Montreal Energycomer (Patent Attorney Na Young-hwan et al., Counsel for the defendant-appellant)

Defendant-Appellee

Non-Korea Co., Ltd.

Judgment of the lower court

Patent Court Decision 2014Heo8311 Decided April 30, 2015

Text

The appeal is dismissed. The costs of appeal are assessed against the plaintiff.

Reasons

The grounds of appeal are examined.

1. In principle, the similarity of combined trademarks consisting of two or more letters or diagrams shall be determined based on the overall appearance, name, and concept of their constituent parts. However, if there is an essential part, in order to induce an appropriate conclusion of the overall observation, it is necessary to compare and determine the similarity of trademarks with the essential part in order to induce an appropriate conclusion of the overall observation (see, e.g., Supreme Court Decisions 2015Hu1690, Feb. 9, 201). In addition, regardless of other constituent parts, the essential part of a trademark becomes the subject of comparison when determining similarity with another trademark because of its independent distinctive character that is perceived as being placed on ordinary consumers, regardless of other constituent parts, the part that has no or weak distinctiveness among the constituent parts of the trademark cannot be deemed as an essential part (see, e.g., Supreme Court Decisions 2001Hu1808, Dec. 14, 201; 2005Hu52064, May 29, 2005).

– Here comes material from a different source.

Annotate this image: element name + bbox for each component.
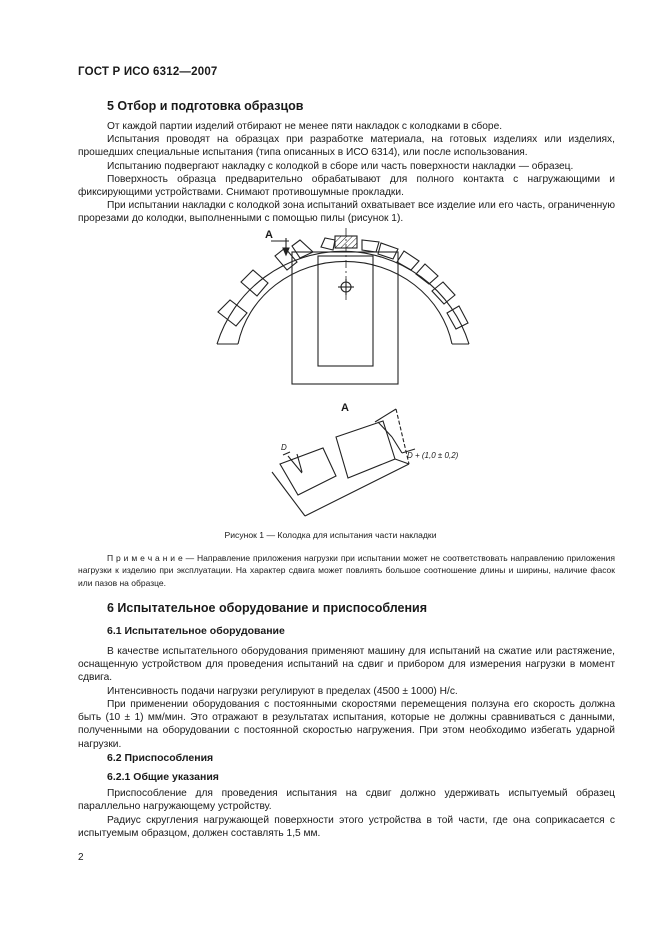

Meanwhile, in determining whether a trademark contains no or weak distinctiveness that can function as an essential part of the combined trademark, the circumstance in which many trademarks, including the relevant component, are registered or applied for and publicly announced on goods identical or similar to the designated goods, may also be considered. Thus, the determination should be made by comprehensively taking into account the number of trademarks registered or publicly announced, the number of applicants or trademark right holders, the degree of inherent distinctiveness of the relevant component, the relationship with the designated goods, the existence of circumstances in which it seems inappropriate to allow a specific person to monopoly the relevant component

2. Examining the aforementioned legal principles and records, the court below is just in holding that the registered trademark of this case (registration number omitted), the registered trademark of this case, and the pre-registered trademark of this case as indicated in the judgment of the court below all contain the part "MoNTS" or "MONTS", but since it is difficult to recognize the distinctiveness of such part or it is inappropriate to recognize it as exclusive to a specific person for public interest, it does not constitute an essential part to independently perform the function of indicating the origin of goods. The registered trademark of this case, the pre-registered trademark of this case, and the pre-registered trademark of this case, and the pre-registered trademark of this case, are not similar in terms of their appearance, name, and concept.

3. Therefore, the appeal is dismissed, and the costs of appeal are assessed against the losing party. It is so decided as per Disposition by the assent of all participating Justices on the bench.